Hamburg (epd). Im Prozess um den Messerangriff am Hamburger Hauptbahnhof vor acht Monaten hat das Landgericht Hamburg am Montag die Unterbringung der Beschuldigten in einer psychiatrischen Anstalt angeordnet. Das Gericht geht davon aus, dass die heute 40-Jährige die Taten im Zustand der Schuldunfähigkeit begangen hat, wie die Gerichtspressestelle dem Evangelischen Pressedienst (epd) mitteilte. Die Frau leide unter paranoider Schizophrenie und sei zudem seit Oktober 2024 obdachlos gewesen. Beschuldigte und Staatsanwaltschaft hätten nach der Verkündung auf Rechtsmittel verzichtet. (AZ: 604 Ks 13/25)
Der Frau war vorgeworfen worden, am 23. Mai 2025 mit einem Gemüsemesser wahllos in Richtung zahlreicher Reisenden und Passanten gestochen haben. Bei dem Angriff erlitten 15 Menschen zum Teil erhebliche Schnitt- oder Stichverletzungen. Die Betroffenen befanden sich zum Zeitpunkt des Angriffs überwiegend im Bereich der Bahngleise 13 und 14. Die Beschuldigte musste sich in dem Sicherungsverfahren wegen des Vorwurfs des versuchten Totschlags und der mehrfachen gefährlichen Körperverletzung verantworten.
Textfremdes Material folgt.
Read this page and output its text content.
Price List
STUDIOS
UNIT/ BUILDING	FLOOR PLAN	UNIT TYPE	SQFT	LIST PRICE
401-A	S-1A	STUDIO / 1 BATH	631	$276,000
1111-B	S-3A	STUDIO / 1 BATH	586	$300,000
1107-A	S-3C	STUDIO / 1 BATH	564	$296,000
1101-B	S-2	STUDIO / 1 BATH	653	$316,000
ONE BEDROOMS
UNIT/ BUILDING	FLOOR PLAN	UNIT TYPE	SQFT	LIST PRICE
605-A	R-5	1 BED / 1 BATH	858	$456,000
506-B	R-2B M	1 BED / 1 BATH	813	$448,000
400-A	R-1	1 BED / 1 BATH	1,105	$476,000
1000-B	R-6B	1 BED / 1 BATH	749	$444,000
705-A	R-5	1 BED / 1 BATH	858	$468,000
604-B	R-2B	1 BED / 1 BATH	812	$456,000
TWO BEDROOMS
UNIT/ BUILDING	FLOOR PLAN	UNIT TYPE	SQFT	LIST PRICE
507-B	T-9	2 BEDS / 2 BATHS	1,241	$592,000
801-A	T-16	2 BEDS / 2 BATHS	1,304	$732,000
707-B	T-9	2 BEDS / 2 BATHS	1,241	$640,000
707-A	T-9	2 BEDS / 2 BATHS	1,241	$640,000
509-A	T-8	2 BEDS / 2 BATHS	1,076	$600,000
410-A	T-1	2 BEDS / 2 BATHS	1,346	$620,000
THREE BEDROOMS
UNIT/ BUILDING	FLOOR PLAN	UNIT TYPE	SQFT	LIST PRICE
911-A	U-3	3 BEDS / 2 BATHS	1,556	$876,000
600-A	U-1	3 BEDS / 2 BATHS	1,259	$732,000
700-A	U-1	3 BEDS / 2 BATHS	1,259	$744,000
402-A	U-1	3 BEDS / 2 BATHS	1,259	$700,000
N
Kammer sieht Tötungsabsicht
Nach Feststellungen des Gerichts hatte die Beschuldigte vor dem Angriff ein Messer in einer Drogerie entwendet, das sie daraufhin auf dem Bahnsteig als Tatwaffe einsetzte. Die Frau habe unter Realitätsverkennung gelitten, sie habe die anwesenden Personen krankheitsbedingt fälschlich als bedrohlich erlebt. Die Stiche seien nach Überzeugung der Kammer in Tötungsabsicht erfolgt, so die Gerichtspressestelle.